When using genomic variants for phylogenetic analysis, comparative genomics, or outbreak investigations, it is critical to properly evaluate the variant calling method. Many sources of error are associated with sequencing as well as variant calling. To optimize the quality of the data used to generate the variant calls, it is advised to minimize amplification during sequencing library preparation, perform paired-end sequencing, remove duplicate reads, realignment around indels, and perform BQS recalibration.

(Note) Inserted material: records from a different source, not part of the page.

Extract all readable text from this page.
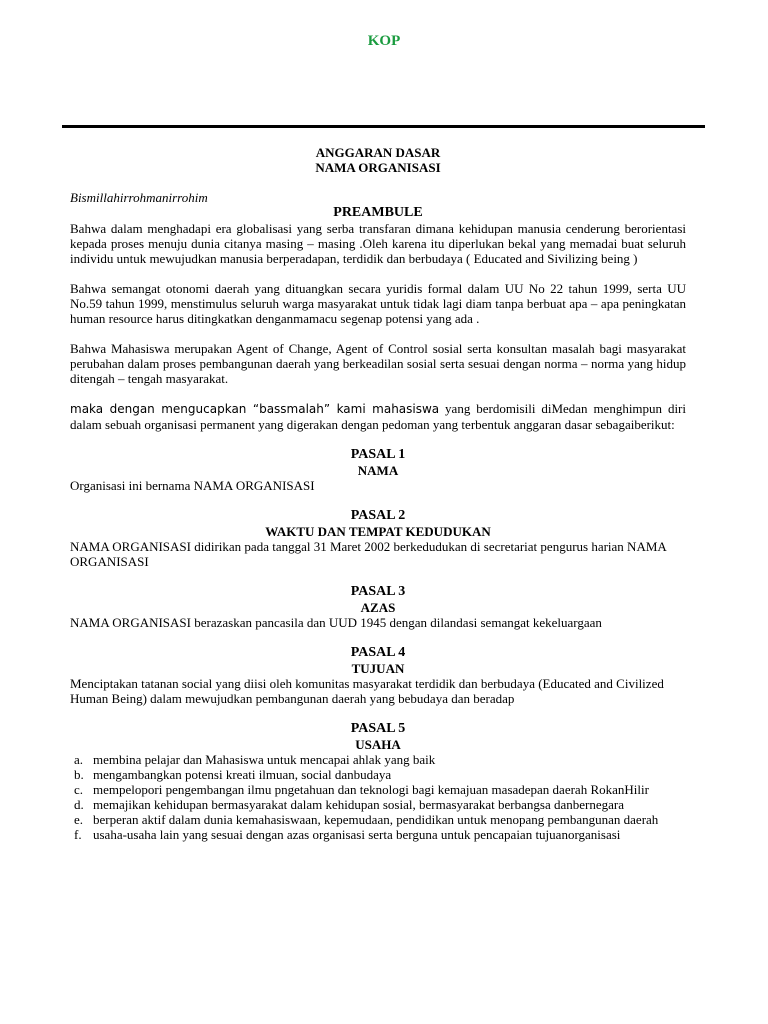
KOP
ANGGARAN DASAR
NAMA ORGANISASI
Bismillahirrohmanirrohim
PREAMBULE
Bahwa dalam menghadapi era globalisasi yang serba transfaran dimana kehidupan manusia cenderung berorientasi kepada proses menuju dunia citanya masing – masing .Oleh karena itu diperlukan bekal yang memadai buat seluruh individu untuk mewujudkan manusia berperadapan, terdidik dan berbudaya ( Educated and Sivilizing being )
Bahwa semangat otonomi daerah yang dituangkan secara yuridis formal dalam UU No 22 tahun 1999, serta UU No.59 tahun 1999, menstimulus seluruh warga masyarakat untuk tidak lagi diam tanpa berbuat apa – apa peningkatan human resource harus ditingkatkan denganmamacu segenap potensi yang ada .
Bahwa Mahasiswa merupakan Agent of Change, Agent of Control sosial serta konsultan masalah bagi masyarakat perubahan dalam proses pembangunan daerah yang berkeadilan sosial serta sesuai dengan norma – norma yang hidup ditengah – tengah masyarakat.
maka dengan mengucapkan “bassmalah” kami mahasiswa yang berdomisili diMedan menghimpun diri dalam sebuah organisasi permanent yang digerakan dengan pedoman yang terbentuk anggaran dasar sebagaiberikut:
PASAL 1
NAMA
Organisasi ini bernama NAMA ORGANISASI
PASAL 2
WAKTU DAN TEMPAT KEDUDUKAN
NAMA ORGANISASI didirikan pada tanggal 31 Maret 2002 berkedudukan di secretariat pengurus harian NAMA ORGANISASI
PASAL 3
AZAS
NAMA ORGANISASI berazaskan pancasila dan UUD 1945 dengan dilandasi semangat kekeluargaan
PASAL 4
TUJUAN
Menciptakan tatanan social yang diisi oleh komunitas masyarakat terdidik dan berbudaya (Educated and Civilized Human Being) dalam mewujudkan pembangunan daerah yang bebudaya dan beradap
PASAL 5
USAHA
a. membina pelajar dan Mahasiswa untuk mencapai ahlak yang baik
b. mengambangkan potensi kreati ilmuan, social danbudaya
c. mempelopori pengembangan ilmu pngetahuan dan teknologi bagi kemajuan masadepan daerah RokanHilir
d. memajikan kehidupan bermasyarakat dalam kehidupan sosial, bermasyarakat berbangsa danbernegara
e. berperan aktif dalam dunia kemahasiswaan, kepemudaan, pendidikan untuk menopang pembangunan daerah
f. usaha-usaha lain yang sesuai dengan azas organisasi serta berguna untuk pencapaian tujuanorganisasi
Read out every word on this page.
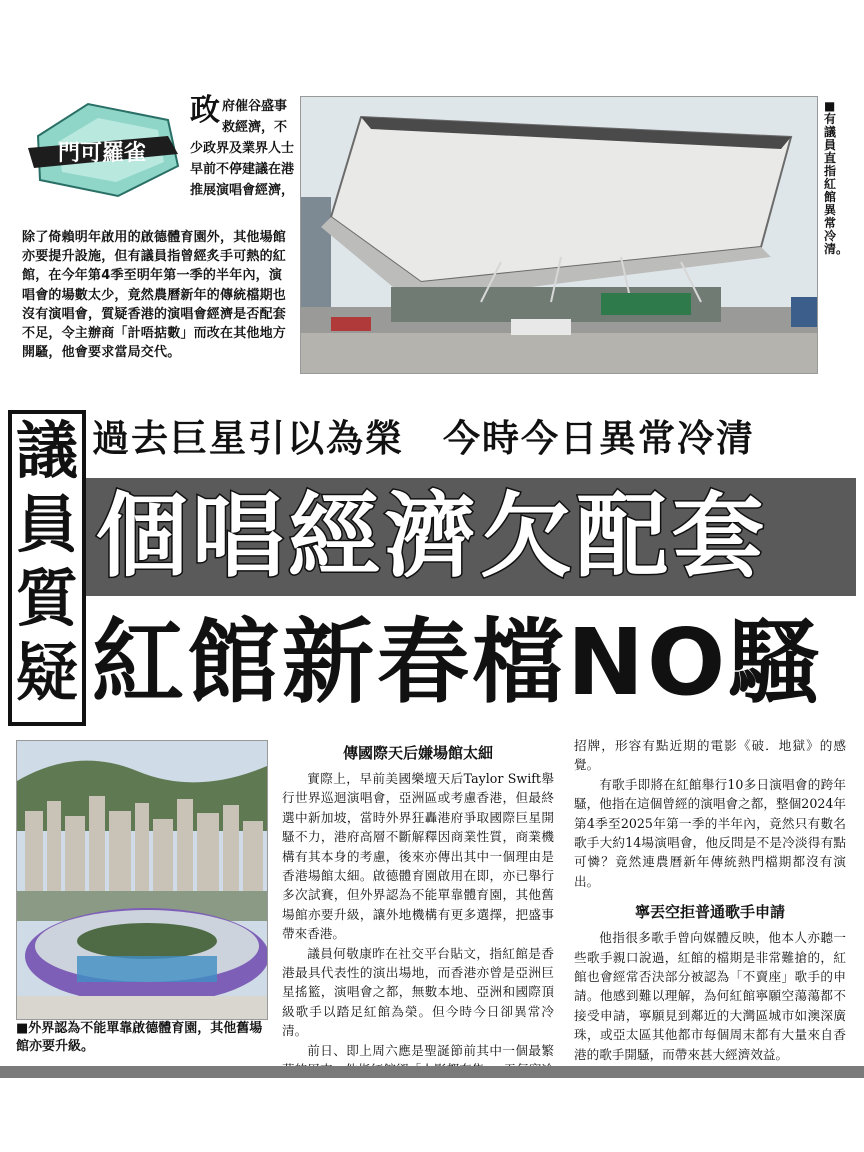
門可羅雀
政 府催谷盛事救經濟，不少政界及業界人士早前不停建議在港推展演唱會經濟，
除了倚賴明年啟用的啟德體育園外，其他場館亦要提升設施，但有議員指曾經炙手可熱的紅館，在今年第4季至明年第一季的半年內，演唱會的場數太少，竟然農曆新年的傳統檔期也沒有演唱會，質疑香港的演唱會經濟是否配套不足，令主辦商「計唔掂數」而改在其他地方開騷，他會要求當局交代。
■有議員直指紅館異常冷清。
議
員
質
疑
過去巨星引以為榮　今時今日異常冷清
個唱經濟欠配套
紅館新春檔NO騷
■外界認為不能單靠啟德體育園，其他舊場館亦要升級。
傳國際天后嫌場館太細

實際上，早前美國樂壇天后Taylor Swift舉行世界巡迴演唱會，亞洲區或考慮香港，但最終選中新加坡，當時外界狂轟港府爭取國際巨星開騷不力，港府高層不斷解釋因商業性質，商業機構有其本身的考慮，後來亦傳出其中一個理由是香港場館太細。啟德體育園啟用在即，亦已舉行多次試賽，但外界認為不能單靠體育園，其他舊場館亦要升級，讓外地機構有更多選擇，把盛事帶來香港。

議員何敬康昨在社交平台貼文，指紅館是香港最具代表性的演出場地，而香港亦曾是亞洲巨星搖籃，演唱會之都，無數本地、亞洲和國際頂級歌手以踏足紅館為榮。但今時今日卻異常冷清。

前日、即上周六應是聖誕節前其中一個最繁

招牌，形容有點近期的電影《破．地獄》的感覺。

有歌手即將在紅館舉行10多日演唱會的跨年騷，他指在這個曾經的演唱會之都，整個2024年第4季至2025年第一季的半年內，竟然只有數名歌手大約14場演唱會，他反問是不是冷淡得有點可憐？竟然連農曆新年傳統熱門檔期都沒有演出。

寧丟空拒普通歌手申請

他指很多歌手曾向媒體反映，他本人亦聽一些歌手親口說過，紅館的檔期是非常難搶的，紅館也會經常否決部分被認為「不賣座」歌手的申請。他感到難以理解，為何紅館寧願空蕩蕩都不接受申請，寧願見到鄰近的大灣區城市如澳深廣珠，或亞太區其他都市每個周末都有大量來自香港的歌手開騷，而帶來甚大經濟效益。
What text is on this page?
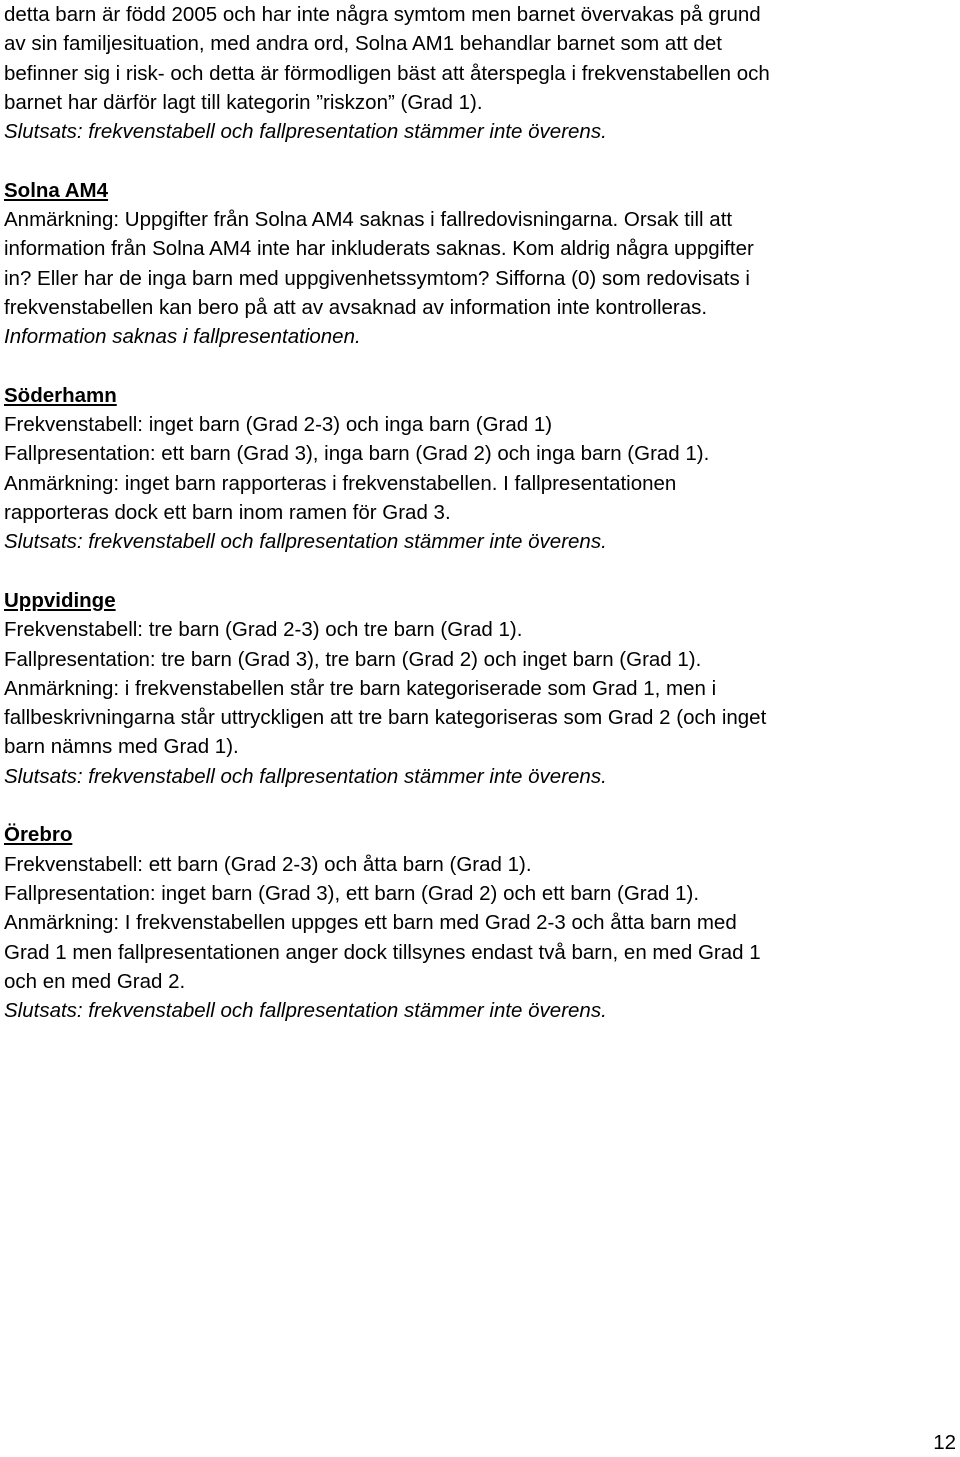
detta barn är född 2005 och har inte några symtom men barnet övervakas på grund
av sin familjesituation, med andra ord, Solna AM1 behandlar barnet som att det
befinner sig i risk- och detta är förmodligen bäst att återspegla i frekvenstabellen och
barnet har därför lagt till kategorin ”riskzon” (Grad 1).
Slutsats: frekvenstabell och fallpresentation stämmer inte överens.
Solna AM4
Anmärkning: Uppgifter från Solna AM4 saknas i fallredovisningarna. Orsak till att
information från Solna AM4 inte har inkluderats saknas. Kom aldrig några uppgifter
in? Eller har de inga barn med uppgivenhetssymtom? Sifforna (0) som redovisats i
frekvenstabellen kan bero på att av avsaknad av information inte kontrolleras.
Information saknas i fallpresentationen.
Söderhamn
Frekvenstabell: inget barn (Grad 2-3) och inga barn (Grad 1)
Fallpresentation: ett barn (Grad 3), inga barn (Grad 2) och inga barn (Grad 1).
Anmärkning: inget barn rapporteras i frekvenstabellen. I fallpresentationen
rapporteras dock ett barn inom ramen för Grad 3.
Slutsats: frekvenstabell och fallpresentation stämmer inte överens.
Uppvidinge
Frekvenstabell: tre barn (Grad 2-3) och tre barn (Grad 1).
Fallpresentation: tre barn (Grad 3), tre barn (Grad 2) och inget barn (Grad 1).
Anmärkning: i frekvenstabellen står tre barn kategoriserade som Grad 1, men i
fallbeskrivningarna står uttryckligen att tre barn kategoriseras som Grad 2 (och inget
barn nämns med Grad 1).
Slutsats: frekvenstabell och fallpresentation stämmer inte överens.
Örebro
Frekvenstabell: ett barn (Grad 2-3) och åtta barn (Grad 1).
Fallpresentation: inget barn (Grad 3), ett barn (Grad 2) och ett barn (Grad 1).
Anmärkning: I frekvenstabellen uppges ett barn med Grad 2-3 och åtta barn med
Grad 1 men fallpresentationen anger dock tillsynes endast två barn, en med Grad 1
och en med Grad 2.
Slutsats: frekvenstabell och fallpresentation stämmer inte överens.
12
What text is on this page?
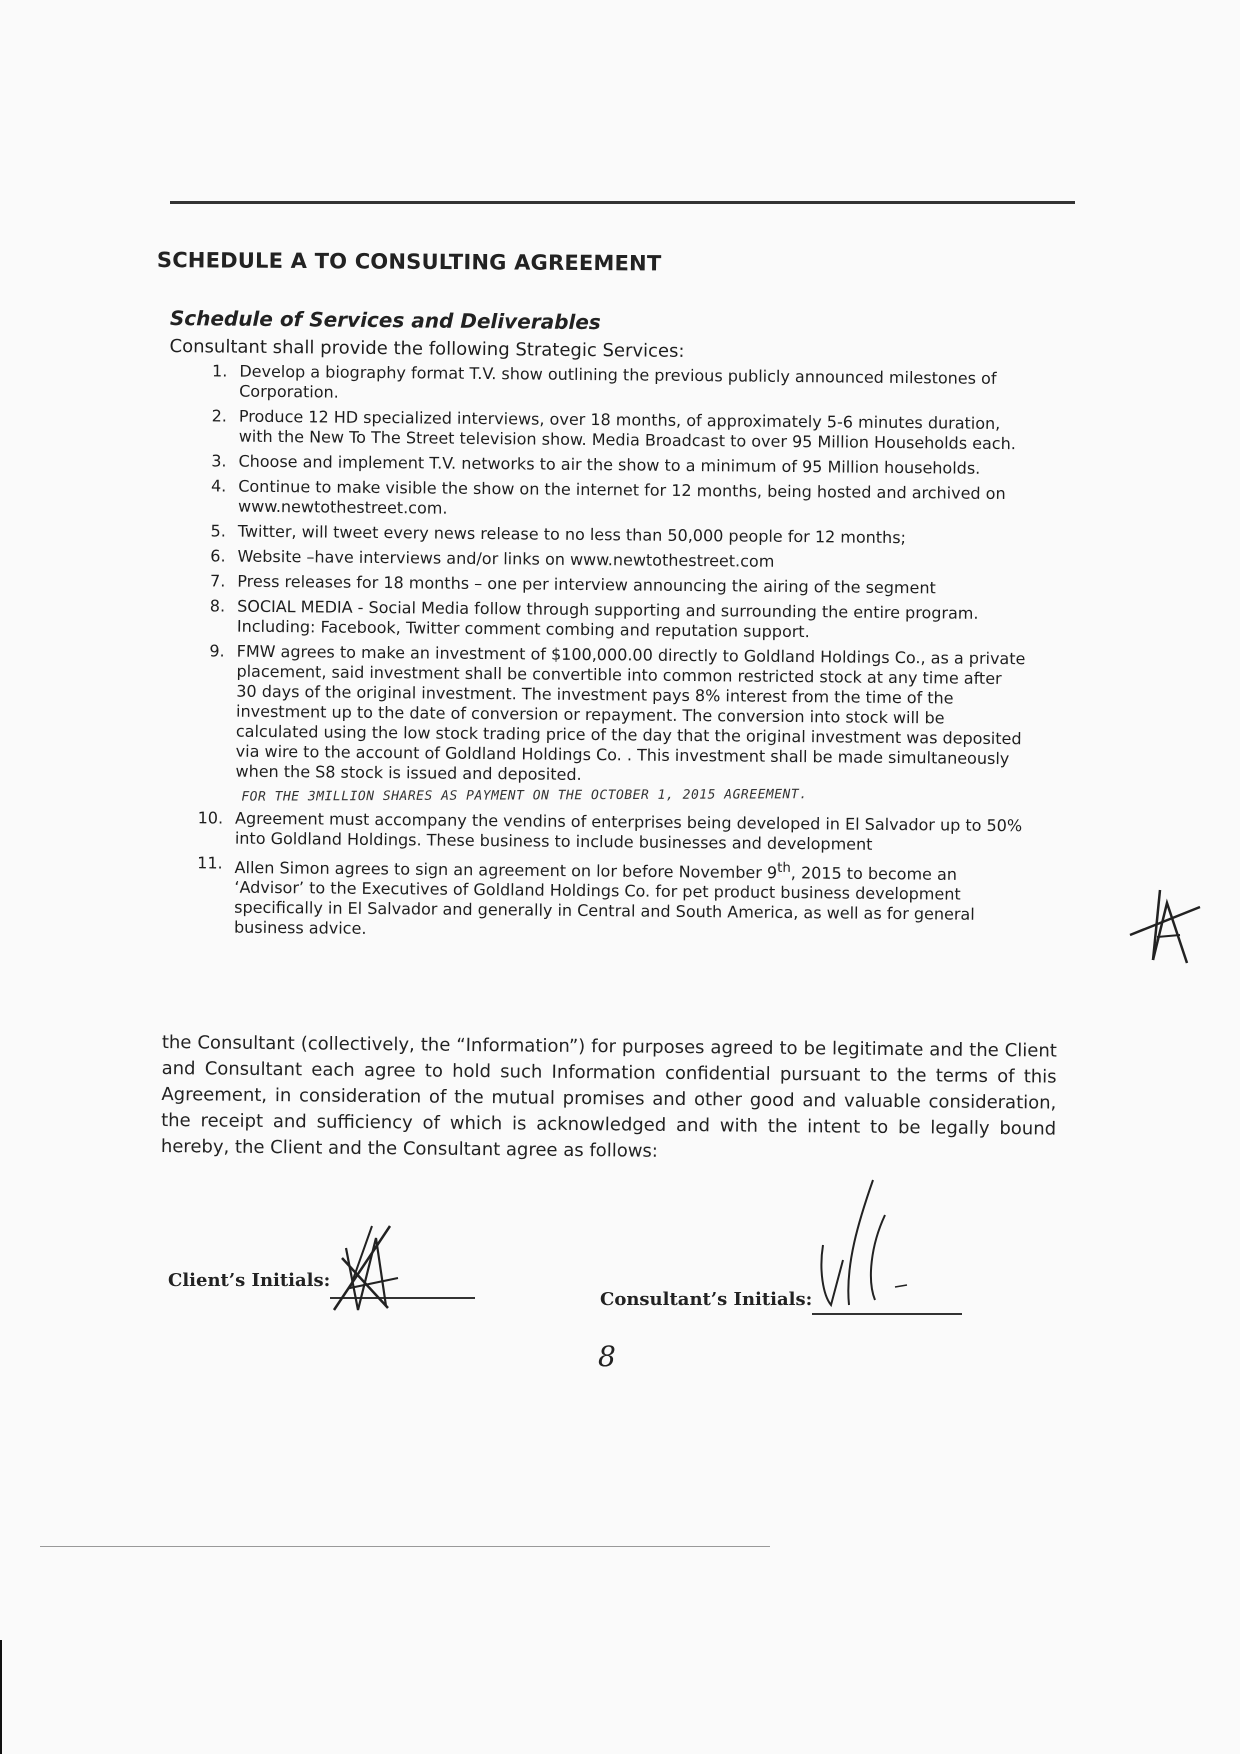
SCHEDULE A TO CONSULTING AGREEMENT
Schedule of Services and Deliverables
Consultant shall provide the following Strategic Services:
1. Develop a biography format T.V. show outlining the previous publicly announced milestones of Corporation.
2. Produce 12 HD specialized interviews, over 18 months, of approximately 5-6 minutes duration, with the New To The Street television show. Media Broadcast to over 95 Million Households each.
3. Choose and implement T.V. networks to air the show to a minimum of 95 Million households.
4. Continue to make visible the show on the internet for 12 months, being hosted and archived on www.newtothestreet.com.
5. Twitter, will tweet every news release to no less than 50,000 people for 12 months;
6. Website –have interviews and/or links on www.newtothestreet.com
7. Press releases for 18 months – one per interview announcing the airing of the segment
8. SOCIAL MEDIA - Social Media follow through supporting and surrounding the entire program. Including: Facebook, Twitter comment combing and reputation support.
9. FMW agrees to make an investment of $100,000.00 directly to Goldland Holdings Co., as a private placement, said investment shall be convertible into common restricted stock at any time after 30 days of the original investment. The investment pays 8% interest from the time of the investment up to the date of conversion or repayment. The conversion into stock will be calculated using the low stock trading price of the day that the original investment was deposited via wire to the account of Goldland Holdings Co. . This investment shall be made simultaneously when the S8 stock is issued and deposited. FOR THE 3MILLION SHARES AS PAYMENT ON THE OCTOBER 1, 2015 AGREEMENT.
10. Agreement must accompany the vendins of enterprises being developed in El Salvador up to 50% into Goldland Holdings. These business to include businesses and development
11. Allen Simon agrees to sign an agreement on lor before November 9th, 2015 to become an ‘Advisor’ to the Executives of Goldland Holdings Co. for pet product business development specifically in El Salvador and generally in Central and South America, as well as for general business advice.
the Consultant (collectively, the “Information”) for purposes agreed to be legitimate and the Client and Consultant each agree to hold such Information confidential pursuant to the terms of this Agreement, in consideration of the mutual promises and other good and valuable consideration, the receipt and sufficiency of which is acknowledged and with the intent to be legally bound hereby, the Client and the Consultant agree as follows:
Client’s Initials:
Consultant’s Initials:
8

A thorough evaluation of variant calling methods would include: (1) The use of multiple datasets with known authoritative variant call sets that represent the range of data the algorithm will evaluate. The datasets used for evaluation could be real, simulated, or a combination of both; (2) Replicates of different sequence datasets or reference genomes to calculate performance metric confidence intervals; (3) Performance metrics that aid in evaluating algorithm performance. With method evaluation performed in this manner, the user will be able to understand positives and negatives of algorithms for the application of interest and characterize the level of confidence in variant calls. We are currently working to follow this review with the development of complementary open source tools for use in evaluating variant calling algorithm performance, with a focus on calculating and presenting performance metrics.

Conflict of Interest Statement

Opinions expressed in this paper are the authors’ and do not necessarily reflect the policies and views of the Department of Homeland and Security (DHS), National Institute of Standards and Technology (NIST), or affiliated venues. Certain commercial equipment, instruments, or materials are identified in this paper only to specify the experimental procedure adequately. Such identification is not intended to imply recommendation or endorsement by the NIST, nor is it intended to imply that the materials or equipment identified are necessarily the best available for the purpose. Official contribution of NIST; not subject to copyrights in USA.